The report also describes 17 illegal releases of GM crops. These have resulted either from field experiments — such as those on rice in China and papaya in Thailand — or from poorly controlled commercial farming, as has happened with GM soya in Brazil and GM cotton in India.


However, Val Giddings, former vice-president for food and agriculture at the US-based Biotechnology Industry Organization, says the report is a “cynical attempt to prejudice the outcome of next week’s meeting of parties to the UN Convention on Biodiversity”.


Essentially a review of articles in the media and scientific literature that GeneWatch UK placed in an online register, the report has uncovered cases missed by the convention’s Cartagena Protocol Clearing House. Member countries are meant to inform the clearing house about any illegal transboundary movements of GM crops.


It says that cases of misidentification, poor quality control and lack of awareness of proper controls in laboratories have led to GM tomato, courgette (zucchini) and maize seeds being distributed worldwide, and meat from GM pigs entering the food chain.


Giddings says however that the report, “presents an alarmist and overstated list of largely unremarkable biological and commercial phenomena, the net negative impact on human health and the environment of which has been zero”.


“The positive benefits of crops improved through biotechnology have been, by contrast, worth billions of dollars, delivering benefits to consumers, farmers, and the environment around the world,” he told SciDev.Net.
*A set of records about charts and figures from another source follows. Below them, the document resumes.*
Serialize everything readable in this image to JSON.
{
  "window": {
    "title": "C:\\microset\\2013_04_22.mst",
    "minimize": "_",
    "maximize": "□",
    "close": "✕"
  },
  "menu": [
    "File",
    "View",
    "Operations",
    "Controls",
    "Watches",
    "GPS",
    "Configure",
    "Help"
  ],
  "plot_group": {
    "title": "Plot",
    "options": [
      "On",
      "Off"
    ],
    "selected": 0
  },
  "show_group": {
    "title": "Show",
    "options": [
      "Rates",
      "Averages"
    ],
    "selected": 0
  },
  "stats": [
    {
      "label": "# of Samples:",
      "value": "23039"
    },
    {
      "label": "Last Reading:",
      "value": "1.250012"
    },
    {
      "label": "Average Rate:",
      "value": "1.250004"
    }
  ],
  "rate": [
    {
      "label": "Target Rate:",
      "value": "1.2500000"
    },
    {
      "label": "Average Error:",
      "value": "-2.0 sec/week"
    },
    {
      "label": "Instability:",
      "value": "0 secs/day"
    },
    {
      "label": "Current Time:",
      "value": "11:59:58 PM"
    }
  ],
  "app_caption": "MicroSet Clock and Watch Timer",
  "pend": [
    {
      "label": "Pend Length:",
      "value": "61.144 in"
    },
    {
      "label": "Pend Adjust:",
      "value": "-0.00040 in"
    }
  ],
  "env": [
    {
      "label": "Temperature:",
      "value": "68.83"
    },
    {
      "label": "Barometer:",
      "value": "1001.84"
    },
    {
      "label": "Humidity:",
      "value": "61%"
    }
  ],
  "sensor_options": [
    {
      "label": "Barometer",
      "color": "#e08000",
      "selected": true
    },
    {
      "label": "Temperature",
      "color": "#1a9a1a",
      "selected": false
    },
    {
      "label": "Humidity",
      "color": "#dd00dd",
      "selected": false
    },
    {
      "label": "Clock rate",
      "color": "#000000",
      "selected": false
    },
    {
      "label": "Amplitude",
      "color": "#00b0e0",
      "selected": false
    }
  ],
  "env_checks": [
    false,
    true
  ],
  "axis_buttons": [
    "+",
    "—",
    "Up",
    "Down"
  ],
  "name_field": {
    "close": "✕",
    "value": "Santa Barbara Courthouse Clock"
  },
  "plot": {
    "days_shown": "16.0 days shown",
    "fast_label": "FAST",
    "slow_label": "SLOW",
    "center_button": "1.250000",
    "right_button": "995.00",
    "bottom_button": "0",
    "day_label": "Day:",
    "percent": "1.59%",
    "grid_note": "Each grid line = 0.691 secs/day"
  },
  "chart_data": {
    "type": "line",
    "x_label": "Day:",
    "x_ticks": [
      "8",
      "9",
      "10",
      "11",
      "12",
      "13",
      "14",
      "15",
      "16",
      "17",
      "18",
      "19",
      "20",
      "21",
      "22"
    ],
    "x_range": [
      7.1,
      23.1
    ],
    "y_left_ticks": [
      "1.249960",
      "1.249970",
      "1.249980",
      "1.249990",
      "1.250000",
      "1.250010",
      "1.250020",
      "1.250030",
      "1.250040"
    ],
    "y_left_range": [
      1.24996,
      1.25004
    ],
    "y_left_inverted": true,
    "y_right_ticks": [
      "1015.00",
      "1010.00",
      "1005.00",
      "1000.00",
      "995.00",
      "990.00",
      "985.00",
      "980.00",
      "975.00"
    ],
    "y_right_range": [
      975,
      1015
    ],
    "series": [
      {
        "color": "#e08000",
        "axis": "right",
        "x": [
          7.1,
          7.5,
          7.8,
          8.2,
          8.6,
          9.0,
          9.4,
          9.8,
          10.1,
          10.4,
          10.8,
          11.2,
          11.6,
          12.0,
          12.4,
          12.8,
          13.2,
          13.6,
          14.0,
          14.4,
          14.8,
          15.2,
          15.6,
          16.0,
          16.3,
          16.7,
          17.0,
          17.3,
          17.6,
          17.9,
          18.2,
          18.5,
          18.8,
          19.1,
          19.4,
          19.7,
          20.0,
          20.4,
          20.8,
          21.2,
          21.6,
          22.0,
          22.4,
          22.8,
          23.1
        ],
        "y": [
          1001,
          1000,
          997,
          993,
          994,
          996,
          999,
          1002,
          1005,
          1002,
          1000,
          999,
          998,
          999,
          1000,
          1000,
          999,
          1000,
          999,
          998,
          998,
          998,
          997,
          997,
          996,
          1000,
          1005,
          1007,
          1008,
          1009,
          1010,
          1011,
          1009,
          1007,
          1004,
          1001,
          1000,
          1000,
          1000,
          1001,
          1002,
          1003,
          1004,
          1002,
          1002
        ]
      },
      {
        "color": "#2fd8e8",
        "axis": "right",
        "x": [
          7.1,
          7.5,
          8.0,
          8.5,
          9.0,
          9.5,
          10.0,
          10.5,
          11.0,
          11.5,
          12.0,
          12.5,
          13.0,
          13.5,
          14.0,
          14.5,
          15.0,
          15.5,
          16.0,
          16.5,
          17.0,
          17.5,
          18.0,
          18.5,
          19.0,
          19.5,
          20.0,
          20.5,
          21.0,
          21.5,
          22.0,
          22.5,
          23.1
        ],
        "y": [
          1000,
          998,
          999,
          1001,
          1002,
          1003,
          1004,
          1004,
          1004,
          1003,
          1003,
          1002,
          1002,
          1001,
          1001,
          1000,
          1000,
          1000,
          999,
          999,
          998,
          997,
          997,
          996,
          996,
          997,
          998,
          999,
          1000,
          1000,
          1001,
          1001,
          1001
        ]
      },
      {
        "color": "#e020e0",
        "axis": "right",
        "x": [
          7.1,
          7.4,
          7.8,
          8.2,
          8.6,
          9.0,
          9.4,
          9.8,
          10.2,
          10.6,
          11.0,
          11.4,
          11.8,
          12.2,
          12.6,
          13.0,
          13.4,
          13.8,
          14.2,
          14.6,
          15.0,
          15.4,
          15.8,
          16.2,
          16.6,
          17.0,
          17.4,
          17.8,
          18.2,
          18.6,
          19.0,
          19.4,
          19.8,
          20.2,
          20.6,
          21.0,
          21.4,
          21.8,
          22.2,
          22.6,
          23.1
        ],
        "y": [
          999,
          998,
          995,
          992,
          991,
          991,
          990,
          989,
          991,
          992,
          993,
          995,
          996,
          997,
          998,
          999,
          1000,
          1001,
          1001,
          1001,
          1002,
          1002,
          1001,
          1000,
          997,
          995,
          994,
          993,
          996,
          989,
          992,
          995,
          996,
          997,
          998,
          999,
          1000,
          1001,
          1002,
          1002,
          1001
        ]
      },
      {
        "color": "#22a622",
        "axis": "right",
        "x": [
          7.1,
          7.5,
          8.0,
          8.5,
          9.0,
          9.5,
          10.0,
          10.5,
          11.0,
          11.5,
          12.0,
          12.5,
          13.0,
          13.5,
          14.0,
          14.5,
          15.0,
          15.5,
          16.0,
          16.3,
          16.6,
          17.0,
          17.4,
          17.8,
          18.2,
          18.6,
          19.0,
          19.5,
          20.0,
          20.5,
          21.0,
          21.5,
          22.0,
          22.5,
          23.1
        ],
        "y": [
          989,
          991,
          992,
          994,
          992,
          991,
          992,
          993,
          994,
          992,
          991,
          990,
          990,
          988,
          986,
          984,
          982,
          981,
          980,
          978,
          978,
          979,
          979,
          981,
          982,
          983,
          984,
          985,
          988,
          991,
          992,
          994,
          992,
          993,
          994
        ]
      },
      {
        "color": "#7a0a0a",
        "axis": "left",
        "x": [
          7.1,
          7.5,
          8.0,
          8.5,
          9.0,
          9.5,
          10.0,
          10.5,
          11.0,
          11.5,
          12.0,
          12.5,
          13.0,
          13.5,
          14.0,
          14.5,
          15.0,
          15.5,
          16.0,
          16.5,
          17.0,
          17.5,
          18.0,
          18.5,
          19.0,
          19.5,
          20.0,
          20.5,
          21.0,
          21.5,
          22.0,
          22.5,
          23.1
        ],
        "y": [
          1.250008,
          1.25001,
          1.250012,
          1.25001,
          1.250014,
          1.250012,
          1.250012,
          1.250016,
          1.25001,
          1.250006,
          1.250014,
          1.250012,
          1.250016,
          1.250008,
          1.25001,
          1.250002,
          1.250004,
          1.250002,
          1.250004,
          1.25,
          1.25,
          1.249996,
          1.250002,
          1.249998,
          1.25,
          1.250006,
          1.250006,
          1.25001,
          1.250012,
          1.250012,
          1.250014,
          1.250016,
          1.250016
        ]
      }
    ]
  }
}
The report’s lead author, Sue Mayer of GeneWatch UK, says that many more cases go unreported as companies or authorities keep such information confidential.


Tilahun Zeweldu, biotechnology advisor to Uganda’s Agricultural Productivity Enhancement Programme, says: “Any breach of internationally agreed protocols and national biosafety laws should be treated as an illegal act.”


“This should be done not because Greenpeace asks for it, but rather as it is necessary for the safe and sustainable use of biotechnology for a better world,” he adds.